Anatomy of two artists at TastySpace gallery
Wed, Feb 13, 2013 (5:37 p.m.)
Dambrova’s sculpture pairs well with Tat-Dat Nguyen’s drawings and paintings.
Photo: Kristen Peterson
The Details
- The Space Between You and Me
Death comes in hues of darkness from mouths of poets. It’s ushered in by the Grim Reaper, perpetually illustrated as a dark knight of horror. Sometimes it flings you into a bright light, universally described by those who claim to have been. But rarely is mortality cradled in fun—a physical embrace by fuzzy trinkets, sparkly things and over-the-top, excessively colorful joy.

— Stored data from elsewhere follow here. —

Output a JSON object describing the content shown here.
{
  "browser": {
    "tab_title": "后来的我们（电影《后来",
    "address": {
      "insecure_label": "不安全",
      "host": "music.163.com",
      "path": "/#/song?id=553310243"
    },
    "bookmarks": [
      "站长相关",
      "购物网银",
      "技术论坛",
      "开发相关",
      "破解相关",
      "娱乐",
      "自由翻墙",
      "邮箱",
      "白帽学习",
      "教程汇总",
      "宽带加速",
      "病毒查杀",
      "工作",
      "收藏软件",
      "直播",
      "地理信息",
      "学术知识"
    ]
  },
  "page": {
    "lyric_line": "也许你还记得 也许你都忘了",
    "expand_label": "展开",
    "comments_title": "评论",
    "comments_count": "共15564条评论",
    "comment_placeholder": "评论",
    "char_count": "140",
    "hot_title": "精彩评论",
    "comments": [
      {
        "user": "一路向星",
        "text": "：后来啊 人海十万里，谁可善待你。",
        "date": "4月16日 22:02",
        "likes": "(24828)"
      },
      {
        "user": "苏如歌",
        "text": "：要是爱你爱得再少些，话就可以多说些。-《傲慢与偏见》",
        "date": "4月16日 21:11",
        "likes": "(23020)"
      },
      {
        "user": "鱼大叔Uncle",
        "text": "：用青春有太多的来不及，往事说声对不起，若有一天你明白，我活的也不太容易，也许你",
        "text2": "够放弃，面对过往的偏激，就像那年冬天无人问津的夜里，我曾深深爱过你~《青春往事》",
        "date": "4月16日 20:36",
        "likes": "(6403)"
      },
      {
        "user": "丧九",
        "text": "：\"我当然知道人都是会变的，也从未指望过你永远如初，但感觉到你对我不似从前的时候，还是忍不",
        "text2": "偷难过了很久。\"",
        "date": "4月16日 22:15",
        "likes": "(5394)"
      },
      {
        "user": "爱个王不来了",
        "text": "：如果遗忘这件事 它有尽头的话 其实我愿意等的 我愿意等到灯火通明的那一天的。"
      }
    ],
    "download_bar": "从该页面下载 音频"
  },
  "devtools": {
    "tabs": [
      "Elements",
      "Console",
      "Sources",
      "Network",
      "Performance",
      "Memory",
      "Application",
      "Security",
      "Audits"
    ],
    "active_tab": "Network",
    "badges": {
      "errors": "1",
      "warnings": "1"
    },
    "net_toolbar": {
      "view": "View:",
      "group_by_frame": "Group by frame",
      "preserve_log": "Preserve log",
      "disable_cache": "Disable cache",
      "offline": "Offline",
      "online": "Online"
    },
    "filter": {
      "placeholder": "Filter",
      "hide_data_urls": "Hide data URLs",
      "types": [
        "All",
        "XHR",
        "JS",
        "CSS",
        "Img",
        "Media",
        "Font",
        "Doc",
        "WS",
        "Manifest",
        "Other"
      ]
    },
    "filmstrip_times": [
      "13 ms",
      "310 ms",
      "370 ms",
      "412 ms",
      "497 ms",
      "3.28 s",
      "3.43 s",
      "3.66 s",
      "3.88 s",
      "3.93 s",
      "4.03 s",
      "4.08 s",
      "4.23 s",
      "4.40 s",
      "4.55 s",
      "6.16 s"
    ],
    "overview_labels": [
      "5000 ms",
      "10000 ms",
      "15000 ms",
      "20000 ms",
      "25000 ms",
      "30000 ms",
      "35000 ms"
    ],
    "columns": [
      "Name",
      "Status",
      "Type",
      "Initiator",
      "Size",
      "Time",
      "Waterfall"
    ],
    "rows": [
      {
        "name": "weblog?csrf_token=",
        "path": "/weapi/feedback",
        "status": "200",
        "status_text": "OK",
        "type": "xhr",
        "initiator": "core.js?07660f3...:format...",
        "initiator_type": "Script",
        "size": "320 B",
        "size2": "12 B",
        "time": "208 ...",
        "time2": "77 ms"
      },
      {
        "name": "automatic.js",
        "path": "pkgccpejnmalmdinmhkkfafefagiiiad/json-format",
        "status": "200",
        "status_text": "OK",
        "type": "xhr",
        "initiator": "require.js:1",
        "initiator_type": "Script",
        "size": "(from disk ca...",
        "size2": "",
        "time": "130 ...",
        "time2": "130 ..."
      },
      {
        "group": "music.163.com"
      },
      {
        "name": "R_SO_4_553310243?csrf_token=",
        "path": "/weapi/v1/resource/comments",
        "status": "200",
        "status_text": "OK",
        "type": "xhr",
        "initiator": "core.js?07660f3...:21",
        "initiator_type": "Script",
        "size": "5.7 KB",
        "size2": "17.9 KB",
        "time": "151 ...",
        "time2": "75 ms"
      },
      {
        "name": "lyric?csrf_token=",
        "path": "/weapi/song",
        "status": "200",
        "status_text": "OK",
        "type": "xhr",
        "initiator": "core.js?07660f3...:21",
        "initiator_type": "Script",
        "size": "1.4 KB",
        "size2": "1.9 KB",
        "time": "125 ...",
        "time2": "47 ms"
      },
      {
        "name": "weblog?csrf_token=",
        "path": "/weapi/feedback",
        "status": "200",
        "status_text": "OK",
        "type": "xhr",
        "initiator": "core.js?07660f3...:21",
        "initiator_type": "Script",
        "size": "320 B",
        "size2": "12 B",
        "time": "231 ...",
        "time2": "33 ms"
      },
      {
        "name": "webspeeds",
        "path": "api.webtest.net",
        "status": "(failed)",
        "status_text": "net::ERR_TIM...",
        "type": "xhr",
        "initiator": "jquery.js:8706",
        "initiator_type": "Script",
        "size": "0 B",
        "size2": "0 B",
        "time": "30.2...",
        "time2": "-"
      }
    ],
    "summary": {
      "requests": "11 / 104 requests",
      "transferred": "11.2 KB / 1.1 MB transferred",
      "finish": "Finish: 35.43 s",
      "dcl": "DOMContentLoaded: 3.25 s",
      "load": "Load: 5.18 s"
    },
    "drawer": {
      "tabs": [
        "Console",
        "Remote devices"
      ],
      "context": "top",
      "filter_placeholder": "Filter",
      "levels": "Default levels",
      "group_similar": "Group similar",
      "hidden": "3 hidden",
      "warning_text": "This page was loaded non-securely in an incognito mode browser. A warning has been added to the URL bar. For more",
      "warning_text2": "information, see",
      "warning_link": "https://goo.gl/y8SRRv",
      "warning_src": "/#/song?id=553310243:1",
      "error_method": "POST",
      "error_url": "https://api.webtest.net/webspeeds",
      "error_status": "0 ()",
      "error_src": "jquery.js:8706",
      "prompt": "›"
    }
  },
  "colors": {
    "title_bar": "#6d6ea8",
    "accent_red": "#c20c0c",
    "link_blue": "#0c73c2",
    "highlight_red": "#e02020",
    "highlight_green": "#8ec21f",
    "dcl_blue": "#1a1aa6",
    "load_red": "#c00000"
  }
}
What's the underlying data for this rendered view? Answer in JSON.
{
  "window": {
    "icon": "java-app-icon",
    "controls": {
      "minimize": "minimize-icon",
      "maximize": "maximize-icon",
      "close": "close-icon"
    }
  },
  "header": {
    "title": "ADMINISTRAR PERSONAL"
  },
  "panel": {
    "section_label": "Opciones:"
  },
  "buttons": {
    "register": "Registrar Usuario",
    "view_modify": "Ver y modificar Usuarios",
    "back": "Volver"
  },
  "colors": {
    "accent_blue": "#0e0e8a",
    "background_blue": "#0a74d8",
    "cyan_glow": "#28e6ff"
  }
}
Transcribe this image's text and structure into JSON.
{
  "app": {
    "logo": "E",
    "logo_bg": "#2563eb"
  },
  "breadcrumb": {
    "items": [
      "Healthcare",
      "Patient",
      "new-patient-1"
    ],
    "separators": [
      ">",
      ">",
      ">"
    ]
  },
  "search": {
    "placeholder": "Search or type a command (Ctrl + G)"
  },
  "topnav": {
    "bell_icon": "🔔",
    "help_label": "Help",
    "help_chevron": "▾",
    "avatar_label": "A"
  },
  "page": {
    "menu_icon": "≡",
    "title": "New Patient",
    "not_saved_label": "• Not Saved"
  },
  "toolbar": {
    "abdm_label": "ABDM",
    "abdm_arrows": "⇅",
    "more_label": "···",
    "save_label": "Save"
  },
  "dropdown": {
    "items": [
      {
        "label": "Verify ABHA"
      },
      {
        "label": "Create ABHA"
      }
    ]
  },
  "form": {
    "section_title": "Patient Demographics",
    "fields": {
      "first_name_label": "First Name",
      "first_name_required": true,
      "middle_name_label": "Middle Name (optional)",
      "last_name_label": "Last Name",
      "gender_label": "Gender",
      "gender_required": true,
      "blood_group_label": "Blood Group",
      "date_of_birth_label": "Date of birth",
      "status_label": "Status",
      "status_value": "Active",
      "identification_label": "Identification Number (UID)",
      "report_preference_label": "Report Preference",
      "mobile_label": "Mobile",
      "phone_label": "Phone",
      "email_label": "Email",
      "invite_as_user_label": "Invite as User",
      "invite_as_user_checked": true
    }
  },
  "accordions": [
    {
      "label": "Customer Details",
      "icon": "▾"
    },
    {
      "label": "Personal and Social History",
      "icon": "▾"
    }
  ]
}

So when LA artist Bill Dambrova lures us into death with his dazzling streams of fuzzy miniature pom-poms in his sculpture at TastySpace gallery, we question whether he’s tweaking traditional morbidity or sucking us into a trap that already holds a skeletal victim. His paintings tell us that maybe he’s just trying to change our perceptions. The abstract portraits of innards are not grotesque, but filled with juicy, shiny, bright and bubblicious organs greeting viewers zealously from the canvas.
Pairing Bambrova’s work with the more serious and meditative abstract drawings and paintings by Brooklyn artist Tat-Dat Nguyen creates a perfect balance in The Space Between You and Me. And it’s that indefinable space rendered by both artists in their own style that makes this exhibit so intriguing.